I noted that earlier, but last night discovered a second episode in my To Do List on Thursday, April 23rd. This one's identified as Season 5 Episode 1 but has the same title ("Like Hell") as the other and a different description.


----------



## lpwcomp (May 6, 2002)

stevewjackson said:


> I noted that earlier, but last night discovered a second episode in my To Do List on Thursday, April 23rd. This one's identified as Season 5 Episode 1 but has the same title ("Like Hell") as the other and a different description.


"Like Hell" is a two-parter. The 4/23 episode is a repeat of Part 1 (S05E01), which is what is actually showing on 4/17. Part 2 (S01E02) first US showing is on 5/24.


----------



## worachj (Oct 14, 2006)

Check your season pass! My working SP/1P with "New" from last year was not picking up this seasons(5) episodes. I had to change it to "New and Repeats" and also start the recordings from season 5 to only pickup the episodes from the new season.


----------



## lpwcomp (May 6, 2002)

worachj said:


> Check your season pass! My working SP/1P with "New" from last year was not picking up this seasons(5) episodes. I had to change it to "New and Repeats" and also start the recordings from season 5 to only pickup the episodes from the new season.


Yes, forgot to mention that other problem. They have gone back to showing the episodes on SYFY way past their OAD.


----------



## lpwcomp (May 6, 2002)

I have notified TMS (via zap2it) of the original problem.

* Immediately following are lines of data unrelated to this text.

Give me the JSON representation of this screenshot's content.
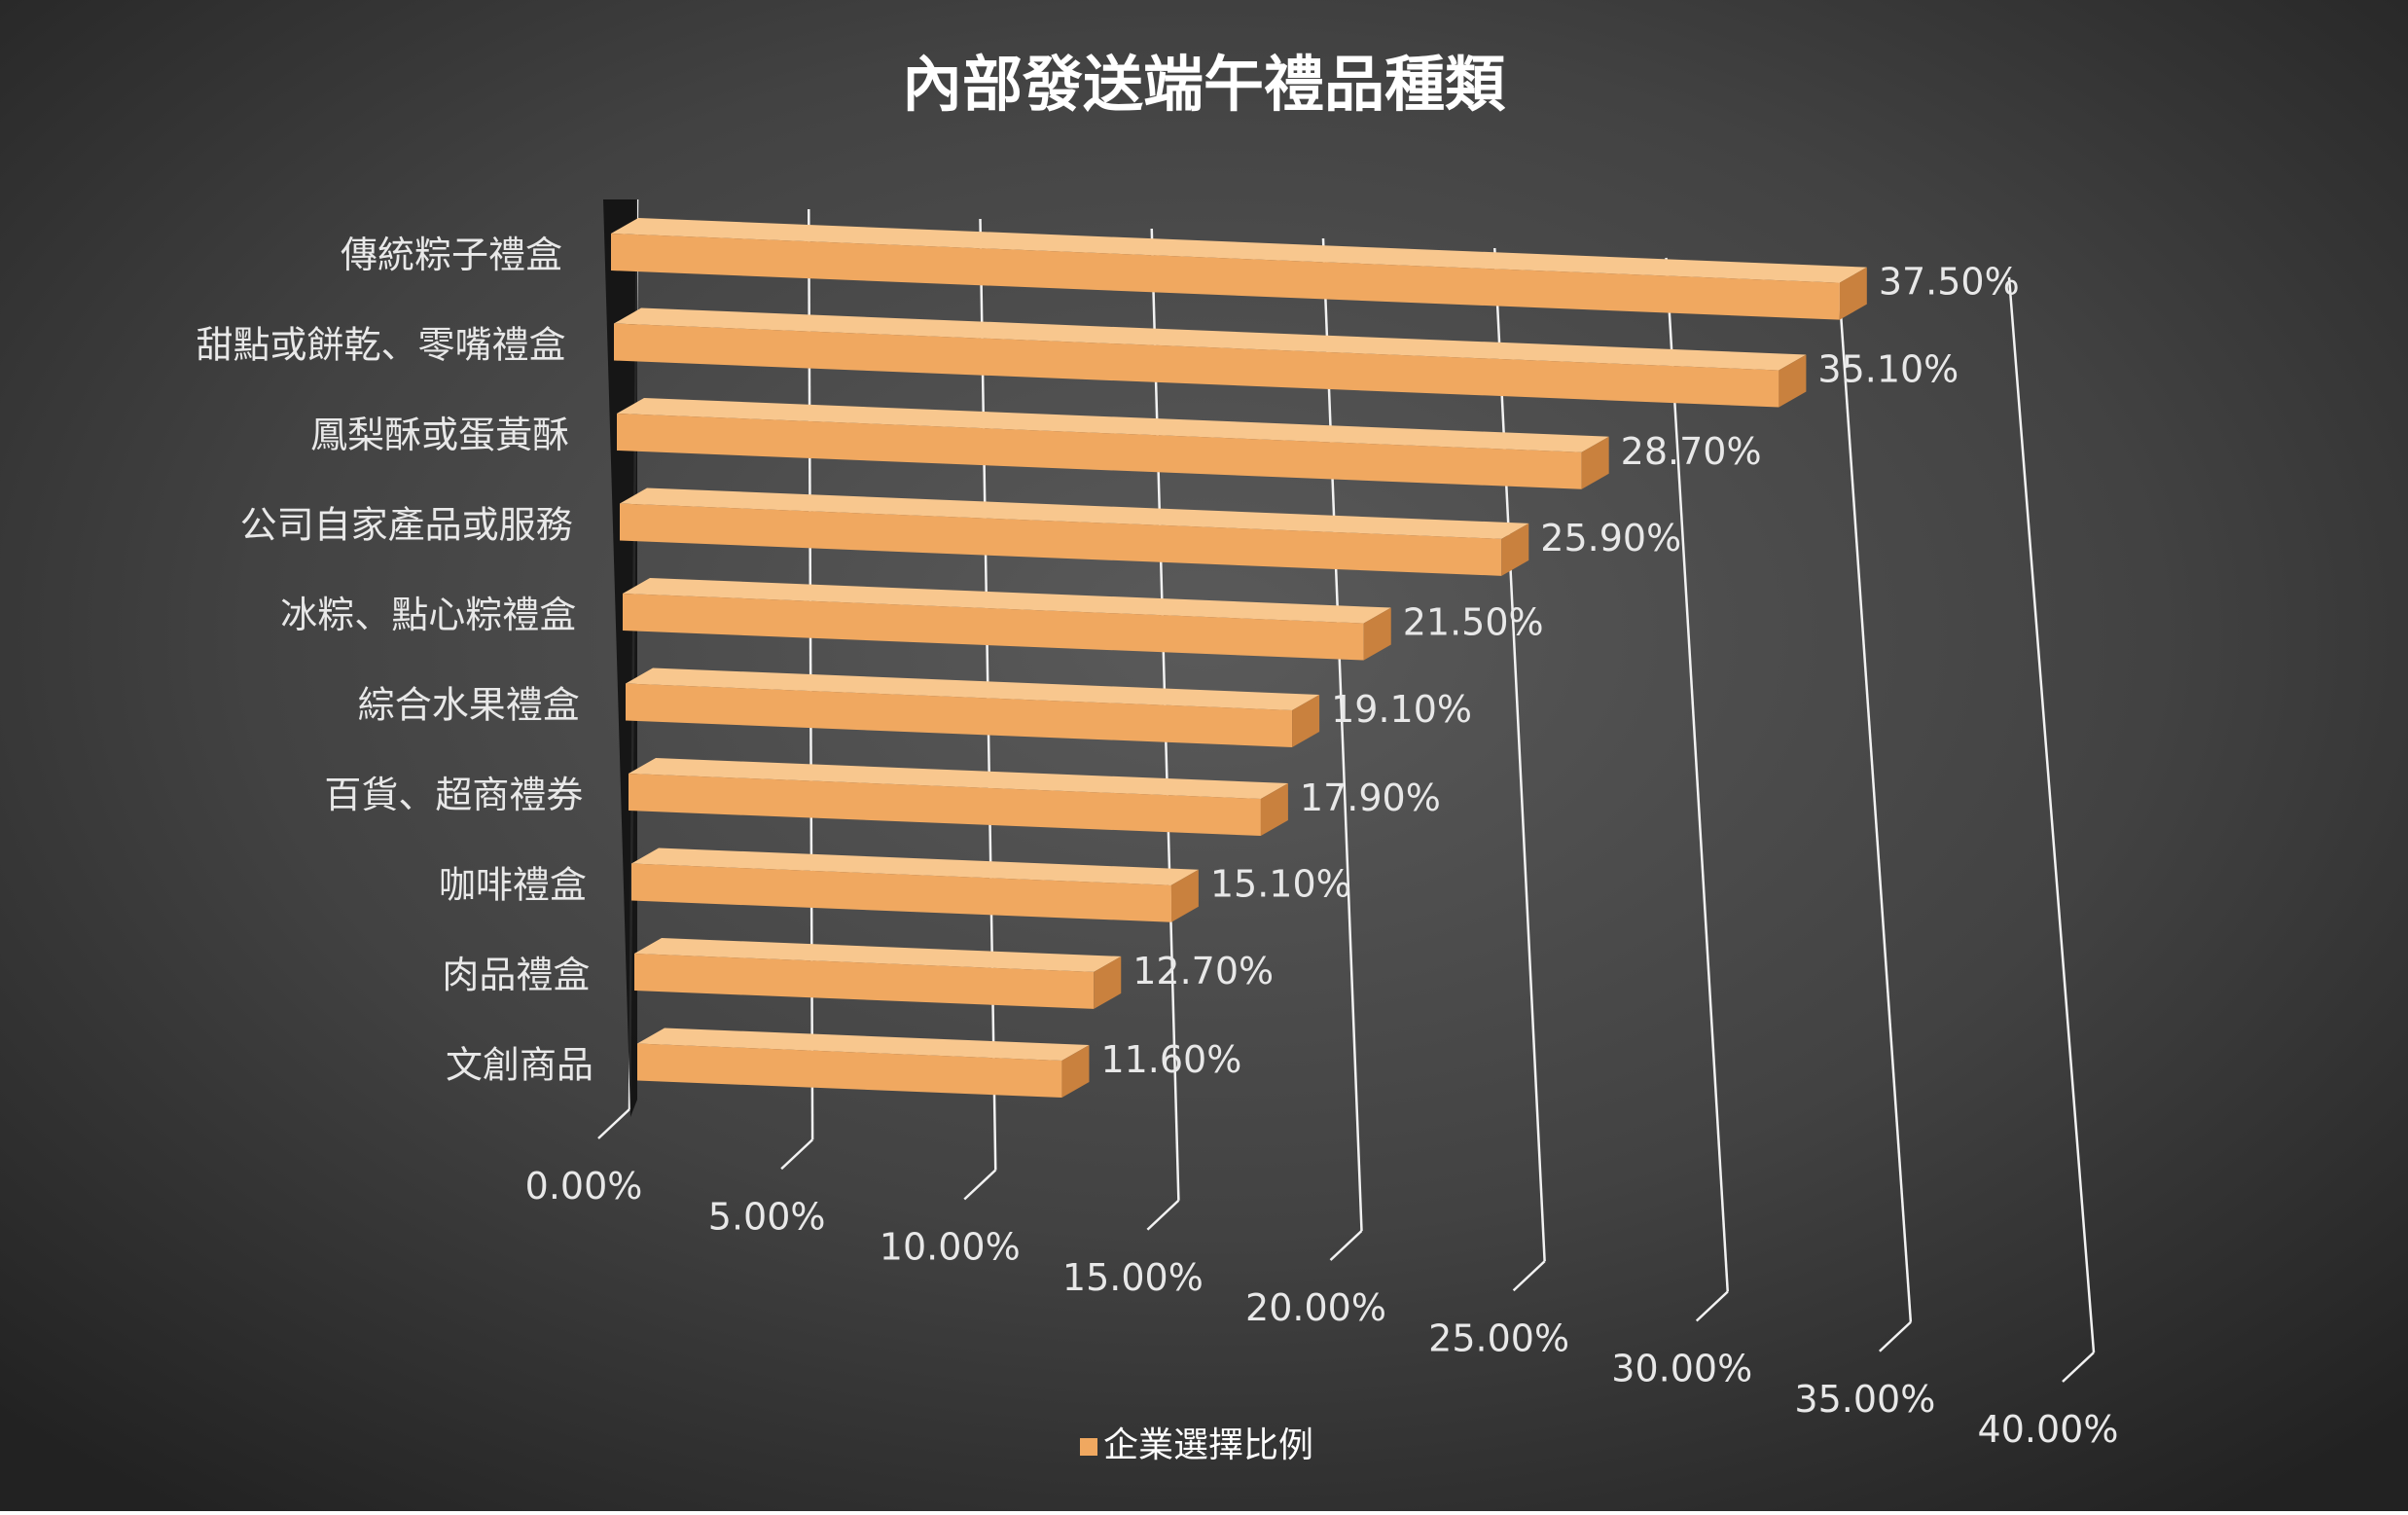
{
  "chart_data": {
    "type": "bar",
    "orientation": "horizontal",
    "title": "內部發送端午禮品種類",
    "xlabel": "",
    "ylabel": "",
    "categories": [
      "傳統粽子禮盒",
      "甜點或餅乾、零嘴禮盒",
      "鳳梨酥或蛋黃酥",
      "公司自家產品或服務",
      "冰粽、點心粽禮盒",
      "綜合水果禮盒",
      "百貨、超商禮券",
      "咖啡禮盒",
      "肉品禮盒",
      "文創商品"
    ],
    "series": [
      {
        "name": "企業選擇比例",
        "values": [
          37.5,
          35.1,
          28.7,
          25.9,
          21.5,
          19.1,
          17.9,
          15.1,
          12.7,
          11.6
        ],
        "value_labels": [
          "37.50%",
          "35.10%",
          "28.70%",
          "25.90%",
          "21.50%",
          "19.10%",
          "17.90%",
          "15.10%",
          "12.70%",
          "11.60%"
        ],
        "color": "#F0A860"
      }
    ],
    "xlim": [
      0,
      40
    ],
    "tick_values": [
      0,
      5,
      10,
      15,
      20,
      25,
      30,
      35,
      40
    ],
    "tick_labels": [
      "0.00%",
      "5.00%",
      "10.00%",
      "15.00%",
      "20.00%",
      "25.00%",
      "30.00%",
      "35.00%",
      "40.00%"
    ],
    "grid": true,
    "legend_position": "bottom",
    "style": "3d-perspective"
  },
  "colors": {
    "bar_front": "#F0A860",
    "bar_top": "#F8C78E",
    "bar_side": "#C9813E",
    "background_center": "#555555",
    "background_edge": "#262626",
    "text": "#FFFFFF",
    "label": "#E8E8E8",
    "grid": "#F2F2F2"
  }
}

Should have done it earlier as it is unlikely to get fixed in time.


----------



## unitron (Apr 28, 2006)

All of the showings of "Like Hell" are being identified as episode 5063 except for the 11:00PM (EDT) 4/23 showing, which is being identified as episode 5602.

Googling doesn't seem to reveal anyone other than TiVo using those episode numbers in conjunction with the show, however, so I have no idea what's going on or if it will be different from the other 4 showings listed.

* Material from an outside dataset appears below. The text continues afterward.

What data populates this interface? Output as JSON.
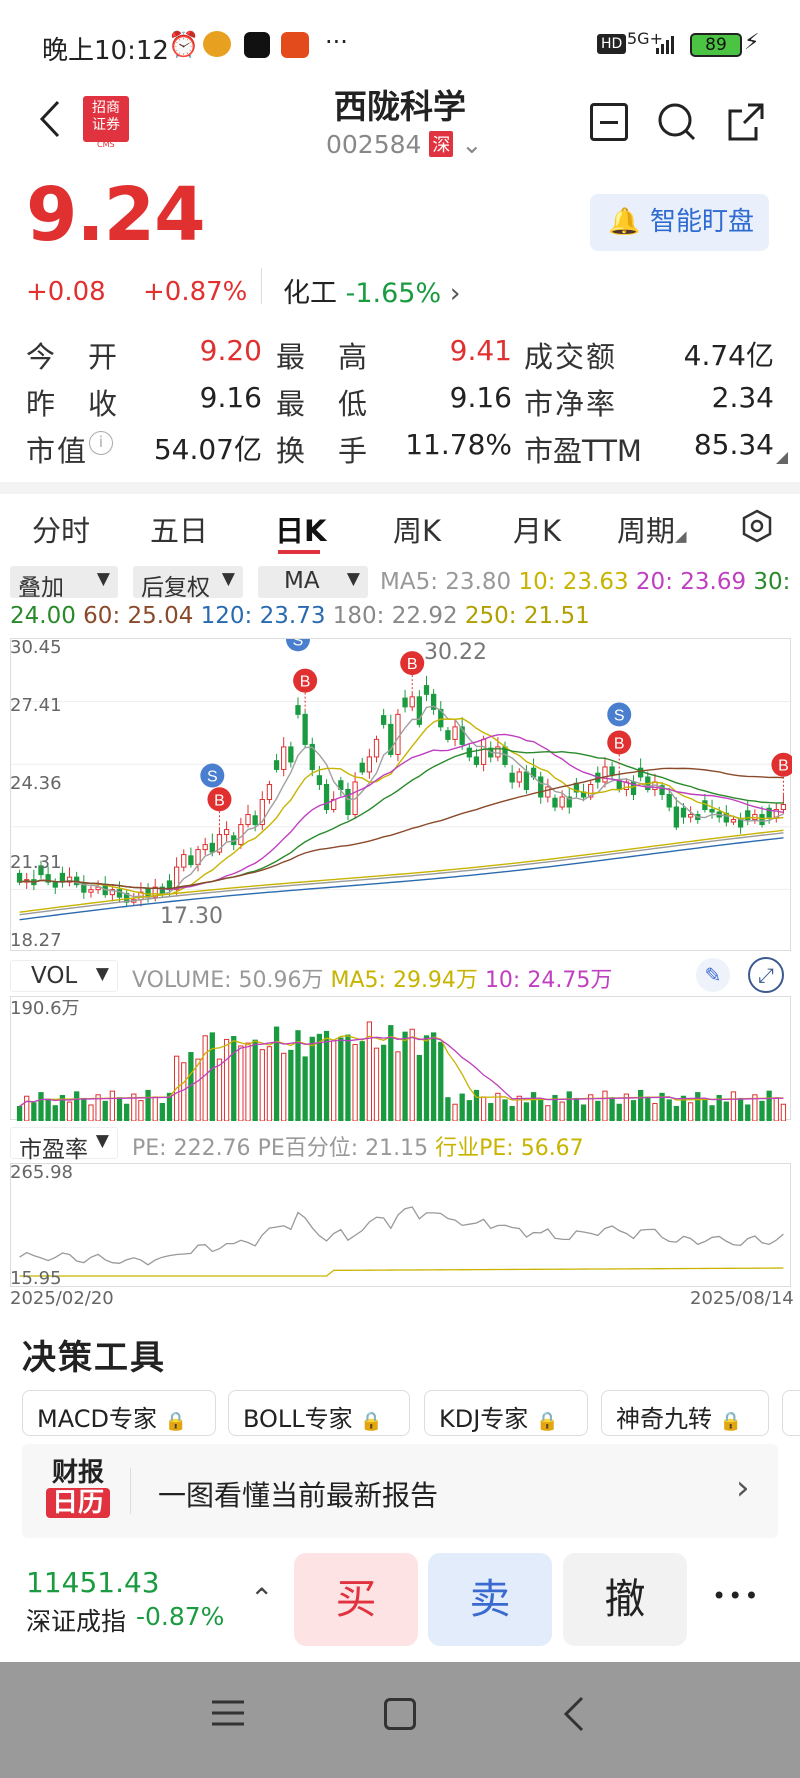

If I had to guess I'd say that actually the 10PM 4/17 showing and the 1AM 4/18 showing are the same and should also be episode 5062, and that it's not 5063 until the showing on 4/24 at 10PM.

But that's just a guess.

I wouldn't trust the TiVo or a season pass to automatically get it all sorted out and not miss anything, though.


----------



## lpwcomp (May 6, 2002)

There's not much TiVo can do. The same error is on zap2it, which means TMS. Whether or not they or SYFY are the original source of the error is unknown. I suspect the latter as SYFY has provided crappy data to TMS on previous occasions.


----------



## sinanju (Jan 3, 2005)

lpwcomp said:


> There's not much TiVo can do. The same error is on zap2it, which means TMS. Whether or not they or SYFY are the original source of the error is unknown. I suspect the latter as SYFY has provided crappy data to TMS on previous occasions.


TV Guide's Web site has it right


----------



## unitron (Apr 28, 2006)

sinanju said:


> TV Guide's Web site has it right


Until the actual shows actually air on syfy, we won't know who has what right.


----------



## sinanju (Jan 3, 2005)

unitron said:


> Until the actual shows actually air on syfy, we won't know who has what right.


There's giving Tribune the benefit of the doubt, and then there's this. Do you honestly think SyFy has scheduled and will run the season-opening 2-part episode out of order on purpose?

Tribune provides a steaming pile of listings and always has.

Both SyFy and TV Guide agree they will be show in the proper order. Your suggestion, if serious, reminds me of the joke about the woman at a parade who excitedly turns to the woman next to her and says, "Look at my son! He's the only one marching in step!"


----------



## lparsons21 (Feb 17, 2015)

The second episode actually showed last night (4/24). I noticed that the episode wasn't showing to record even though the OnePass was set to new and repeats. I manually set it to record since the first 2 episodes were actually just #1 and then a repeat the next Friday.


----------